I am definitely not a yoga expert—unless being one means you double tap Instagram photos of yogis twisted into seemingly impossible poses with awe (and a touch of envy) on the reg. However, I have spent a decent about of time on the mat, from sessions meant to be so restorative they verge on a nap, to classes that are sweat-dripping-in-your-eyes, heart-poundingly intense.
But the one type of class curiously missing from my repertoire was one specifically geared toward beginners. Like a lot of new yogis, I originally jumped head-first into yoga. My first-ever class was definitely way too advanced for my level of (no) experience—and I hid in the back and hoped for the best.
In an effort to tap more into the internal benefits of yoga, I decided to go all the way back to the basics.
I’ve come a long way since then, but have recently found myself wanting to take my commitment to yoga up a notch. So in an effort to tap more into the internal benefits of yoga (and maybe get one step closer to sticking one of those mind-bendingly bendy poses), I decided to go all the way back to the basics.
I signed up for a YogaWorks Level 1 class, which the managers assured me was suitable for someone completely new to yoga (so it met my fresh-start requirement). As a studio that’s been around for decades (they’re celebrating their 30th anniversary in September) I figured I could trust YogaWorks’ instruction, considering its methodology promises authentic, traditional-style yoga with an emphasis on developing mindfulness.
So, a girl walked into a dimly lit studio armed with a mat and an open mind. Here’s what I learned.

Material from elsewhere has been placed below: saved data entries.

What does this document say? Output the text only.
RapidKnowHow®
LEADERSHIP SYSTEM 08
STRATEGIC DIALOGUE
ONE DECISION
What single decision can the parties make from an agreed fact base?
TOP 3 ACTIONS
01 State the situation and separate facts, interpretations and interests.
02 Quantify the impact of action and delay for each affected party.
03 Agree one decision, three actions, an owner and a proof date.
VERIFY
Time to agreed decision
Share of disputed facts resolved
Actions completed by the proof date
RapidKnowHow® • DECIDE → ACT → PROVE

Scroll down for four reasons a back-to-the-basics yoga experience might be for you.
To get more in tune with your body
The first thing I noticed was the pace of the class. It was much slower than your typical vinyasa flow class, which allowed me time to settle into each pose without feeling like I had to rush into the next one to keep up with my neighbor.
In turn, I paid more attention to how my body was feeling (and realized I was a lot more sore from my workout the previous day than I had thought). The instructor, Caitlin Casella, explained to me after class that the unhurried tempo is what often draws more advanced students to take her Level 1 class.
“Some of the usual Level 3 students sometimes take a Level 1 class because it just feels right for their body on that day,” Casella says. “Maybe they’re tired or sore from another workout, or it just feels safe on their body and on their joints.” Check, and check.
To learn the “right” way to do each pose
During the class, Casella dedicated a lot of time to explaining exactly how to line up your body to get into the pose. She had us pay extra attention to the angle of our hips in poses like tree and warrior two, which helped me realize that my version of warrior was more twisted than it needed to be.
“Slower classes allow time for inquiry and playing so you can learn optimal alignment for the pose and the body,” Casella explains. “There might not be one optimal alignment for a specific pose, but there might be an optimal alignment for that pose for your body.”
Learning the right way to position my body ultimately helped me feel like I was getting more out of it (AKA my quads were definitely burning).
To learn something new
If your goal is to nail a handstand, you might think an advanced class is where you need to be. But Casella says many more skilled students return to the lower level classes when they have their sights set on adding a new pose to their arsenal.
“Some students are blown away when they go back to a Level 1 class by what they actually learn,” Casella says. “Advanced students end up learning a lot by slowing down. Think about it like this: You have to go slow to learn how to speak a new language. So many advanced students circle back to level 1 because they’re asking their bodies to do something new.”
To figure out what mindfulness really means
The biggest task in my back-to-basics test was to tackle my understanding of mindfulness. I get that yoga is designed to help you clear your mind—but what does that actually look like?
“Some flow classes with music can move into entertainment, and ultimately, entertainment in any form is distraction for your mind,” Casella says. “I think going slower and being still can actually be a more advanced practice because it makes you sit with what’s inside your mind.”
In the YogaWorks 1 class, Casella issued a challenge: Use the slower pace to allow yourself to notice how distracted you get. For me, the answer was a lot. Without having to work so hard to keep up with the class, my brain started churning. Not only was I taking mental notes for what I was going to write in this article (guilty), I was also planning what I wanted to eat for dinner.
But every time my mind wandered, I reminded myself, come back to the breath. (How many times have you heard an instructor say that in a class?)
After, I felt like I finally understood what that meant. Tuning in to my breath wasn’t just another distraction. It helped me pay attention to myself and what my body needed, and ultimately, that’s a way bigger gift than thinking about tomorrow’s to-do list. Because truthfully, it can wait.